Saturday, February 26, 2011

The Regime is Losing (has Lost?) its Grip on Power

The Qaddafi regime in Libya has faltered with it's seemingly unending control over the people.  The revolution is real and has continued to gain tremendous energy.  The opposing throngs of protesters from children to adults, from east to west.  They have become a collective.  Viewed from afar, mass pyschology heaviour and driven by a common goal of democracy - will they get what they seek?  Time will tell.  Will the long standing cultural history, the fundamental's of islamic life, will these aspects accommodate democratic process - doesn't everyone ONLY have to answer to Allah? There are many potential other regions at risk.  Tunisia.  Egypt.  They're not done yet.  Algeria.  Morocco.  Bahrain.  Yemen.  Syria.  Saudi Arabi.  Iran.  The MENA region way well gain sufficient energy to breach other cultural and geographical barriers - these are truly historical events.  Will they lead to historical change?  Watching and Learning.

WRAPUP 2-Gaddafi forces abandon parts of Tripoli (Reuters)

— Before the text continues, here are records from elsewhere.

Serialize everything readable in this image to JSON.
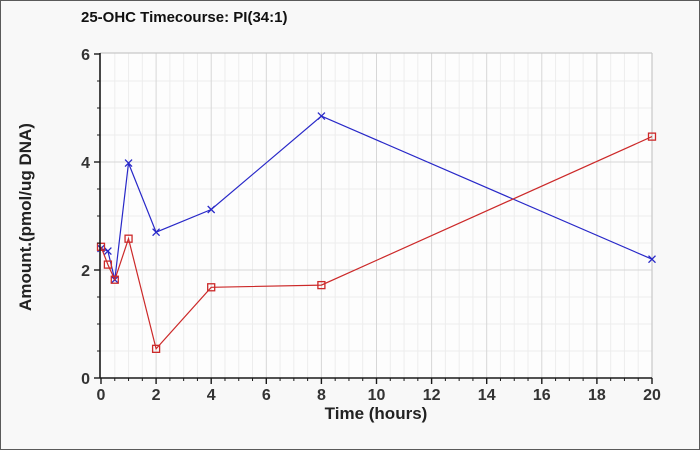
{
  "window": {
    "background": "#f8f8f8",
    "border_color": "#5a5a5a",
    "plot_background": "#fdfdfd"
  },
  "chart_data": {
    "type": "line",
    "title": "25-OHC Timecourse: PI(34:1)",
    "xlabel": "Time (hours)",
    "ylabel": "Amount.(pmol/ug DNA)",
    "xlim": [
      0,
      20.4
    ],
    "ylim": [
      0,
      6
    ],
    "x_ticks": [
      0,
      2,
      4,
      6,
      8,
      10,
      12,
      14,
      16,
      18,
      20
    ],
    "y_ticks": [
      0,
      2,
      4,
      6
    ],
    "grid": true,
    "minor_grid_step_x": 0.5,
    "minor_grid_step_y": 0.5,
    "legend_position": "none",
    "series": [
      {
        "name": "blue-series",
        "color": "#2828c8",
        "marker": "x",
        "x": [
          0,
          0.25,
          0.5,
          1,
          2,
          4,
          8,
          20
        ],
        "y": [
          2.4,
          2.35,
          1.82,
          3.98,
          2.7,
          3.12,
          4.85,
          2.2
        ]
      },
      {
        "name": "red-series",
        "color": "#cc2929",
        "marker": "open-square",
        "x": [
          0,
          0.25,
          0.5,
          1,
          2,
          4,
          8,
          20
        ],
        "y": [
          2.43,
          2.1,
          1.82,
          2.58,
          0.54,
          1.68,
          1.72,
          4.47
        ]
      }
    ],
    "colors": {
      "major_grid": "#d7d7d7",
      "minor_grid": "#ededed",
      "axis_spine": "#1a1a1a",
      "plot_frame": "#c8c8c8",
      "tick_label": "#333333"
    }
  }
}
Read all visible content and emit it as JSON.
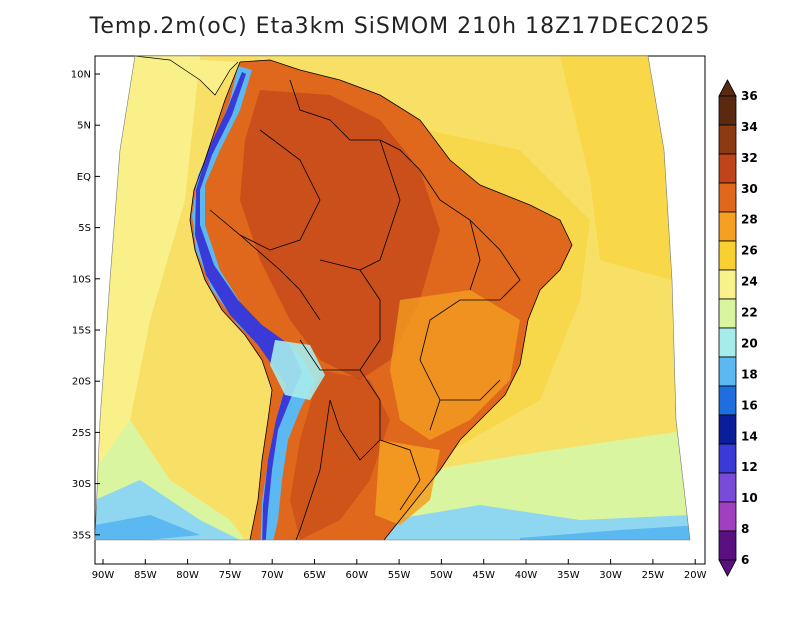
{
  "title": "Temp.2m(oC) Eta3km SiSMOM 210h 18Z17DEC2025",
  "y_axis_labels": [
    "10N",
    "5N",
    "EQ",
    "5S",
    "10S",
    "15S",
    "20S",
    "25S",
    "30S",
    "35S"
  ],
  "x_axis_labels": [
    "90W",
    "85W",
    "80W",
    "75W",
    "70W",
    "65W",
    "60W",
    "55W",
    "50W",
    "45W",
    "40W",
    "35W",
    "30W",
    "25W",
    "20W"
  ],
  "colorbar": {
    "labels": [
      "36",
      "34",
      "32",
      "30",
      "28",
      "26",
      "24",
      "22",
      "20",
      "18",
      "16",
      "14",
      "12",
      "10",
      "8",
      "6"
    ],
    "colors": [
      "#5a2a10",
      "#8b3a12",
      "#c0441a",
      "#e0681c",
      "#f5a020",
      "#f8d030",
      "#f9f28a",
      "#d9f5a0",
      "#a6ecec",
      "#5bb8f0",
      "#1e6ee0",
      "#0a1e9c",
      "#3a3ad8",
      "#7a4ad8",
      "#a040c0",
      "#5a1080"
    ],
    "top_cap_color": "#5a2a10",
    "bottom_cap_color": "#5a1080"
  },
  "colors": {
    "ocean_warm": "#f8e066",
    "ocean_mid": "#f9f08a",
    "ocean_cool": "#d9f5a0",
    "ocean_cold": "#8fd6f0",
    "land_hot": "#e0681c",
    "land_hotter": "#c0441a",
    "land_warm": "#f5a020",
    "andes_cold": "#3a3ad8",
    "andes_cool": "#5bb8f0",
    "border": "#000000"
  }
}
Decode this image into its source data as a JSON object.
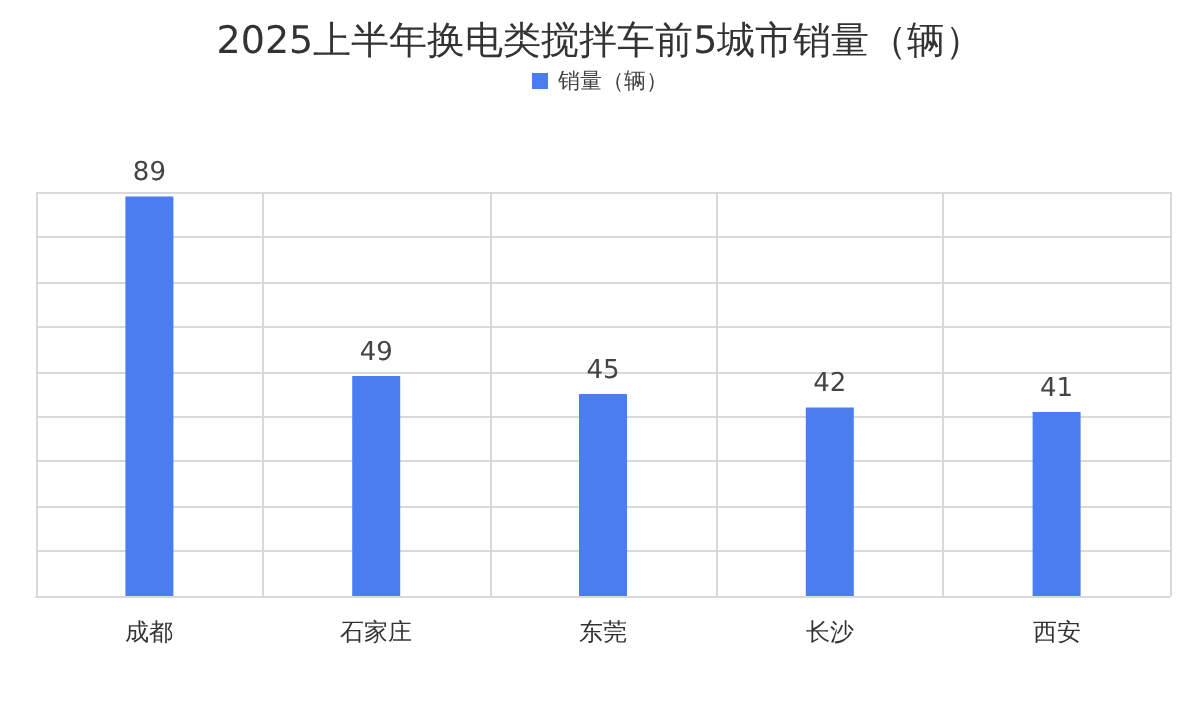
{
  "chart_data": {
    "type": "bar",
    "title": "2025上半年换电类搅拌车前5城市销量（辆）",
    "categories": [
      "成都",
      "石家庄",
      "东莞",
      "长沙",
      "西安"
    ],
    "series": [
      {
        "name": "销量（辆）",
        "color": "#4a7ef0",
        "values": [
          89,
          49,
          45,
          42,
          41
        ]
      }
    ],
    "data_labels": true,
    "grid": true,
    "legend": "top"
  }
}
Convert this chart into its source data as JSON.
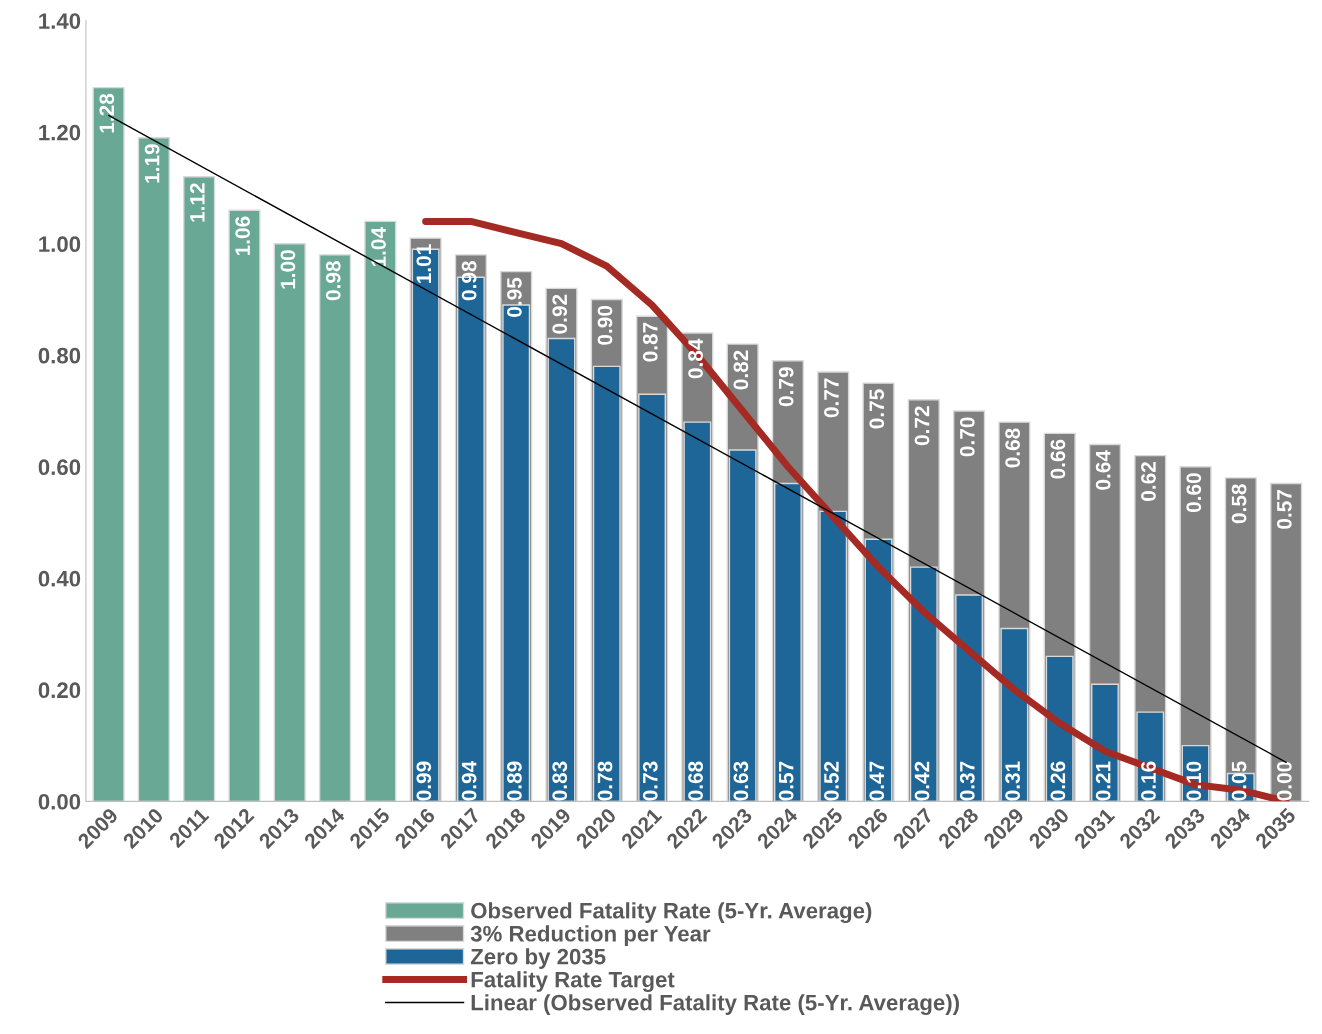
{
  "chart_data": {
    "type": "bar",
    "categories": [
      "2009",
      "2010",
      "2011",
      "2012",
      "2013",
      "2014",
      "2015",
      "2016",
      "2017",
      "2018",
      "2019",
      "2020",
      "2021",
      "2022",
      "2023",
      "2024",
      "2025",
      "2026",
      "2027",
      "2028",
      "2029",
      "2030",
      "2031",
      "2032",
      "2033",
      "2034",
      "2035"
    ],
    "series": [
      {
        "name": "Observed Fatality Rate (5-Yr. Average)",
        "color": "#68a894",
        "values": [
          1.28,
          1.19,
          1.12,
          1.06,
          1.0,
          0.98,
          1.04,
          null,
          null,
          null,
          null,
          null,
          null,
          null,
          null,
          null,
          null,
          null,
          null,
          null,
          null,
          null,
          null,
          null,
          null,
          null,
          null
        ],
        "value_labels": [
          "1.28",
          "1.19",
          "1.12",
          "1.06",
          "1.00",
          "0.98",
          "1.04",
          null,
          null,
          null,
          null,
          null,
          null,
          null,
          null,
          null,
          null,
          null,
          null,
          null,
          null,
          null,
          null,
          null,
          null,
          null,
          null
        ]
      },
      {
        "name": "3% Reduction per Year",
        "color": "#808080",
        "values": [
          null,
          null,
          null,
          null,
          null,
          null,
          null,
          1.01,
          0.98,
          0.95,
          0.92,
          0.9,
          0.87,
          0.84,
          0.82,
          0.79,
          0.77,
          0.75,
          0.72,
          0.7,
          0.68,
          0.66,
          0.64,
          0.62,
          0.6,
          0.58,
          0.57
        ],
        "value_labels": [
          null,
          null,
          null,
          null,
          null,
          null,
          null,
          "1.01",
          "0.98",
          "0.95",
          "0.92",
          "0.90",
          "0.87",
          "0.84",
          "0.82",
          "0.79",
          "0.77",
          "0.75",
          "0.72",
          "0.70",
          "0.68",
          "0.66",
          "0.64",
          "0.62",
          "0.60",
          "0.58",
          "0.57"
        ]
      },
      {
        "name": "Zero by 2035",
        "color": "#1f6698",
        "values": [
          null,
          null,
          null,
          null,
          null,
          null,
          null,
          0.99,
          0.94,
          0.89,
          0.83,
          0.78,
          0.73,
          0.68,
          0.63,
          0.57,
          0.52,
          0.47,
          0.42,
          0.37,
          0.31,
          0.26,
          0.21,
          0.16,
          0.1,
          0.05,
          0.0
        ],
        "value_labels": [
          null,
          null,
          null,
          null,
          null,
          null,
          null,
          "0.99",
          "0.94",
          "0.89",
          "0.83",
          "0.78",
          "0.73",
          "0.68",
          "0.63",
          "0.57",
          "0.52",
          "0.47",
          "0.42",
          "0.37",
          "0.31",
          "0.26",
          "0.21",
          "0.16",
          "0.10",
          "0.05",
          "0.00"
        ]
      },
      {
        "name": "Fatality Rate Target",
        "type": "line",
        "color": "#a52a24",
        "values": [
          null,
          null,
          null,
          null,
          null,
          null,
          null,
          1.04,
          1.04,
          1.02,
          1.0,
          0.96,
          0.89,
          0.8,
          0.7,
          0.6,
          0.51,
          0.42,
          0.34,
          0.27,
          0.2,
          0.14,
          0.09,
          0.06,
          0.03,
          0.02,
          0.0
        ]
      },
      {
        "name": "Linear (Observed Fatality Rate (5-Yr. Average))",
        "type": "line",
        "color": "#000000",
        "values": [
          1.23,
          null,
          null,
          null,
          null,
          null,
          null,
          null,
          null,
          null,
          null,
          null,
          null,
          null,
          null,
          null,
          null,
          null,
          null,
          null,
          null,
          null,
          null,
          null,
          null,
          null,
          0.07
        ]
      }
    ],
    "ylim": [
      0,
      1.4
    ],
    "yticks": [
      {
        "value": 0,
        "label": "0.00"
      },
      {
        "value": 0.2,
        "label": "0.20"
      },
      {
        "value": 0.4,
        "label": "0.40"
      },
      {
        "value": 0.6,
        "label": "0.60"
      },
      {
        "value": 0.8,
        "label": "0.80"
      },
      {
        "value": 1.0,
        "label": "1.00"
      },
      {
        "value": 1.2,
        "label": "1.20"
      },
      {
        "value": 1.4,
        "label": "1.40"
      }
    ],
    "grid": false,
    "legend": "bottom"
  }
}
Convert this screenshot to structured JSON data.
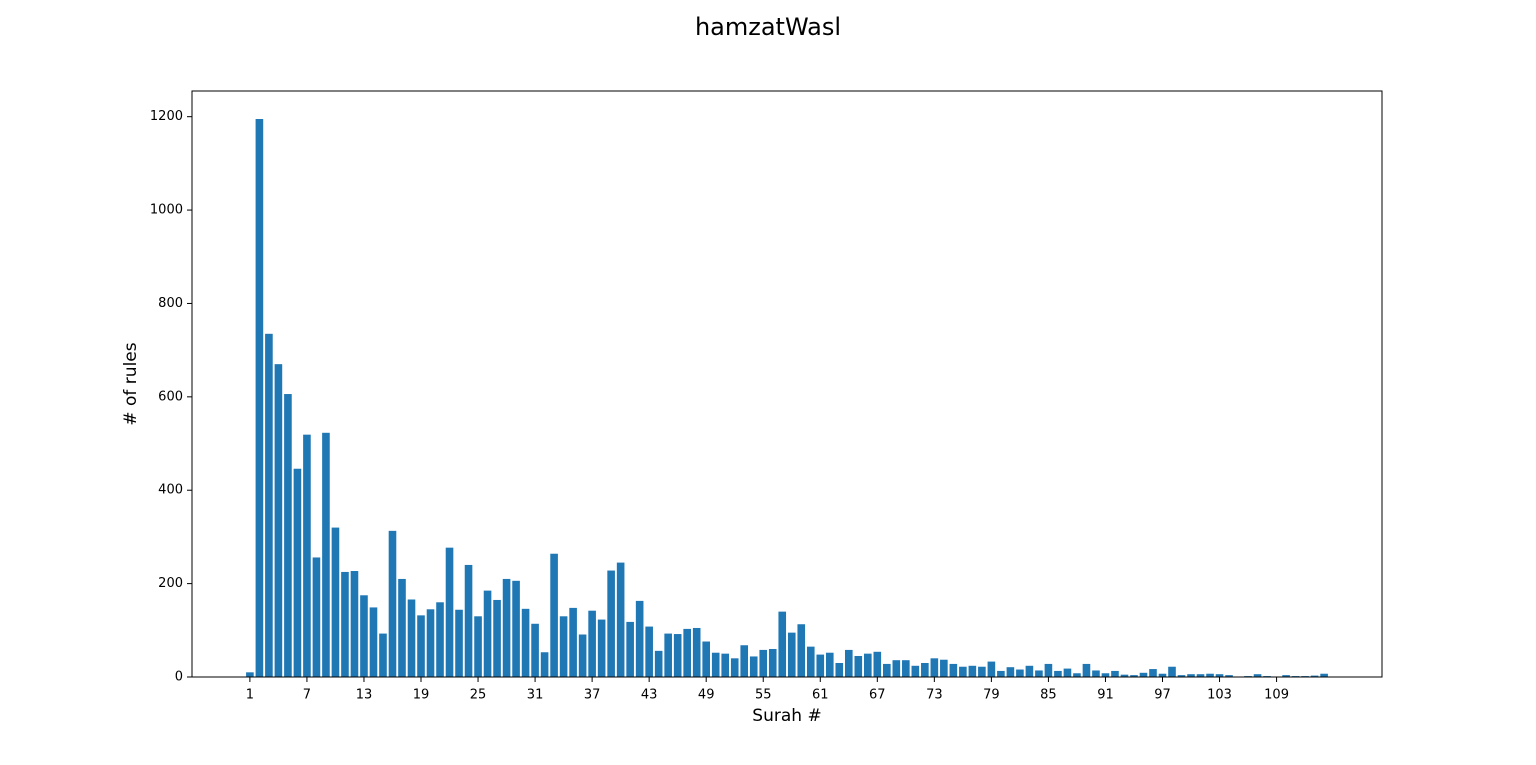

* Security forces abandon Tripoli neighbourhoods

* Foreign governments plan measures against Gaddafi

* Italy's Berlusconi says Gaddafi has lost control
(Recasts throughout)
By Maria Golovnina and Ahmed Jadallah
TRIPOLI, Feb 26 (Reuters) - Poor neighbourhoods of the Libyan capital Tripoli openly defied Muammar Gaddafi on Saturday as his grip on power after 41 years of rule looked increasingly tenuous in the face of nationwide revolt.
Security forces had abandoned the working-class Tajoura district after five days of anti-government demonstrations, residents told foreign correspondents who visited the area.
The residents said troops opened fire on demonstrators who tried to march from Tajoura to central Green Square overnight, killing at least five people. The number could not be independently confirmed.
A funeral on Saturday morning for one of the victims turned into another show of defiance against Gaddafi.
"Everyone in Tajoura came out against the government. We saw them killing our people here and everywhere in Libya," a man who identified himself as Ali, aged 25, told Reuters.
"We will demonstrate again and again, today, tomorrow, the day after tomorrow until they change."
The scene in Tajoura contradicted statements by Gaddafi's son Saif al-Islam Gaddafi, who told reporters on Friday night that peace was returning to Libya.
Much of the east of the oil-producing country, including the second city Benghazi, is in opposition forces' hands.